И вот, ранним тихим утром, когда я еще до работы, забежала в квартиру на Ворошилова глянуть, что еще не доделали нанятые уборщицы, как в дверь позвонили. На пороге стоял пожилой хмурый мужичок-боровичок с кустистыми бровями, в старенькой кепке. Его синий, видавший виды, но чистенький, комбинезон был весь в мелких аккуратных заплатках. Звали его Фадей Михалыч. И был он мастером, столяром-краснодеревщиком.
Пройдя по квартире с видом Наполеона, мастер попыхтел, покряхтел, поворчал и нахмурился:
– Чой-то паркет так покорёжили? – Михалыч брезгливо ковырнул кусок скукоженной паркетины в маленькой комнате, достал из одного из многочисленных карманов комбинезона складной метр и замерял высоту образовавшейся дырки, – Ай ты, сатана какая, вот рукожопые-то, тюти. Но стяжка хоть осталась крепкая, и то славно.

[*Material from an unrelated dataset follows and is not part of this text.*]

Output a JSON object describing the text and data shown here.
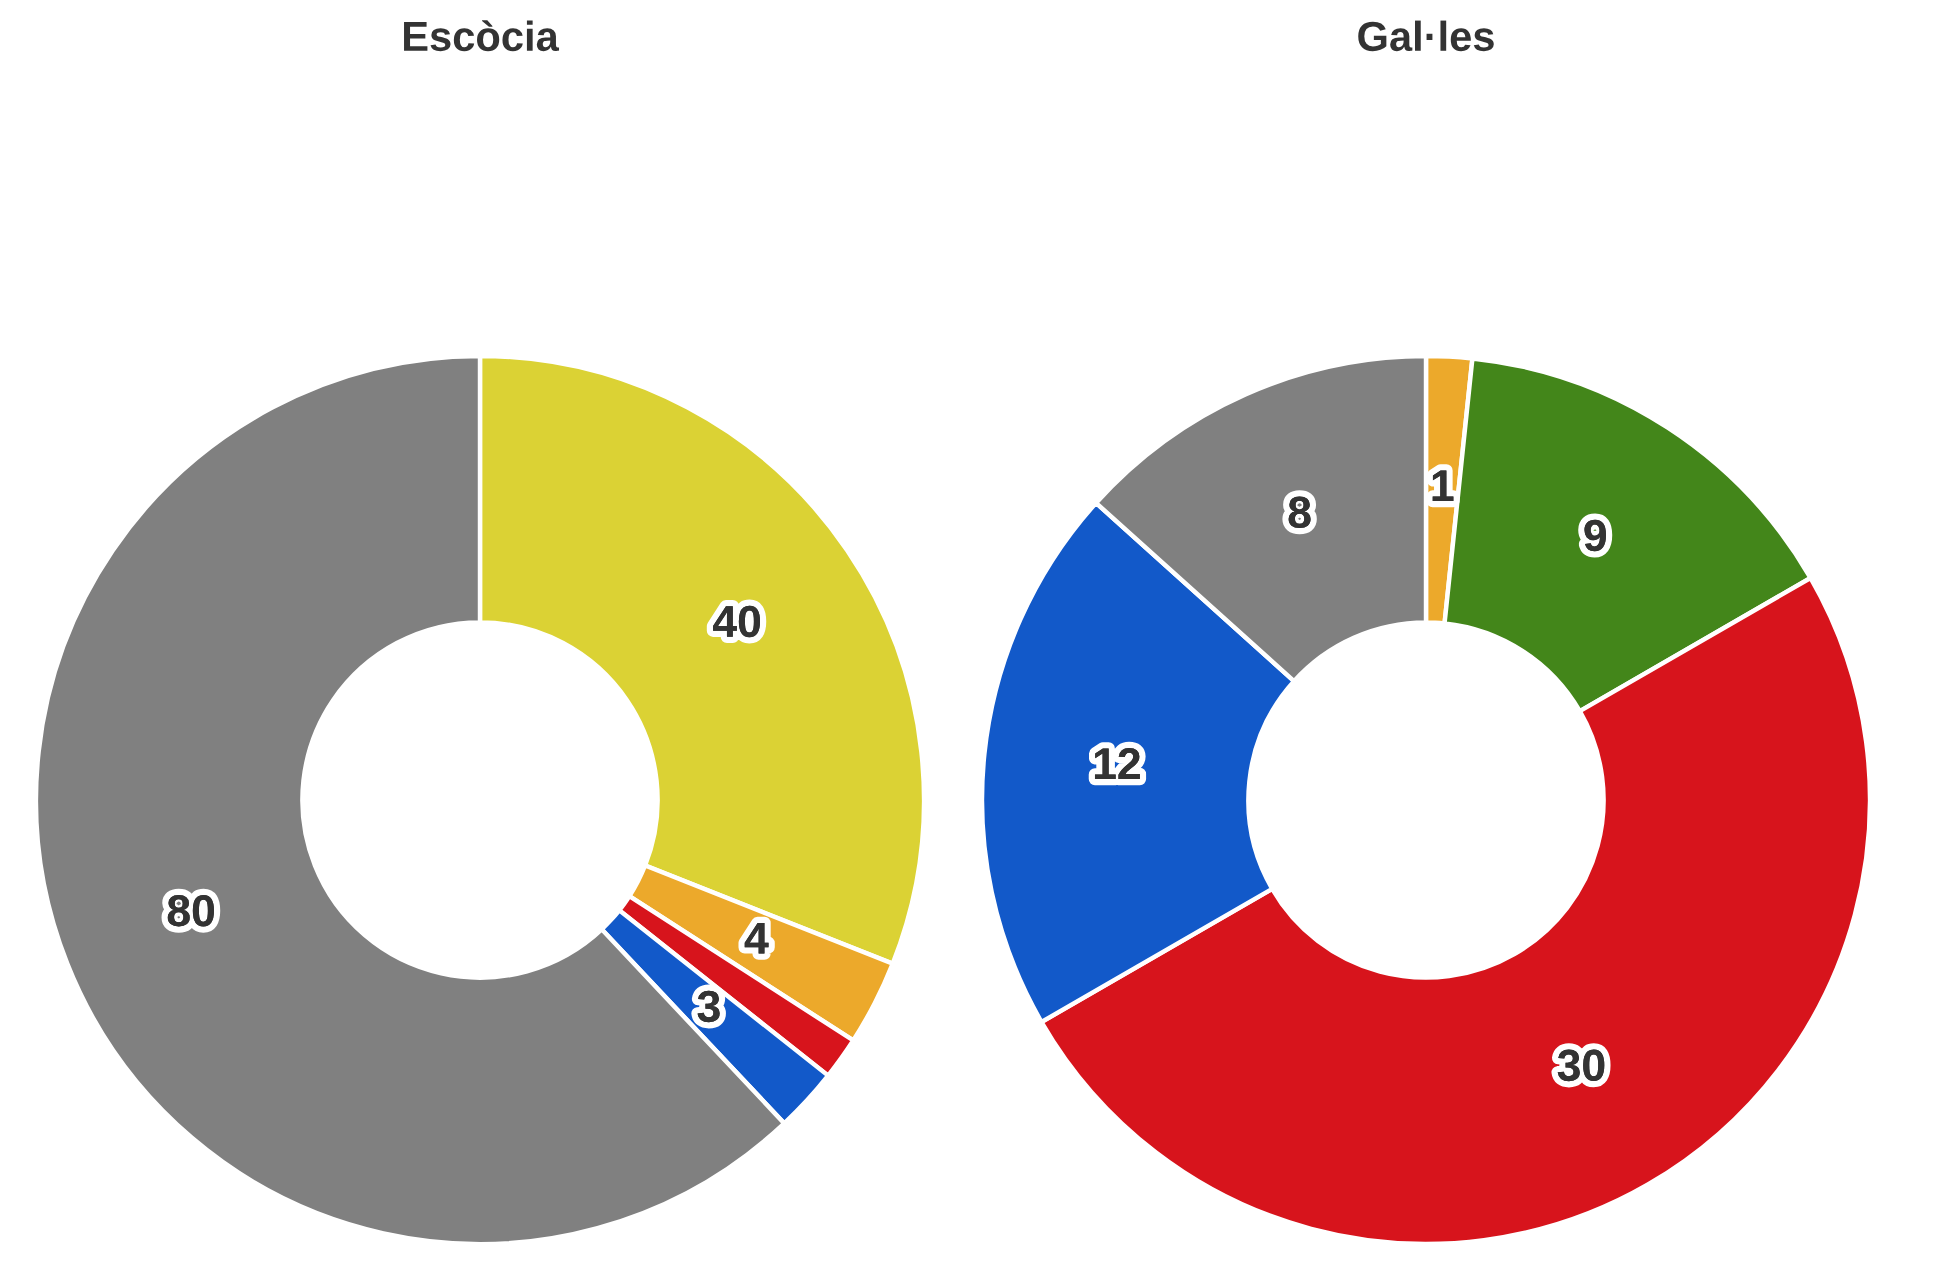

Михалыч поковырял еще в нескольких местах, сердито пнул большой кусок спрессованного бруса, и переместился в угол комнаты, где повторил весь ритуал сначала: пнул, поворчал, замерил, поворчал. Затем – на середину комнаты, затем – в другой угол.
Мастер метался по разрушенной комнате, как сердитый шмель на клумбе, а я покорно следовала за ним и с замиранием сердца внимала его священнодействиям.
– Твою ж мать! – сердито почесал затылок Михалыч над паркетом, когда мы переместились в большую комнату, зачем-то попрыгал, прислушался и вынес вердикт, – ай, ладно, на лаги посадим и дюбелями счалим. Да.
Я выдохнула. Не знаю, что имел в виду Михалыч, у нас "лаги" – это "помехи", но ему видней. Уверенность мастера постепенно передалась и мне. Я повеселела. Значит, не все так безнадежно, раз "лаги на дюбеля".
– Лёха! – кликнул Михалыч напарника, – ладь тут.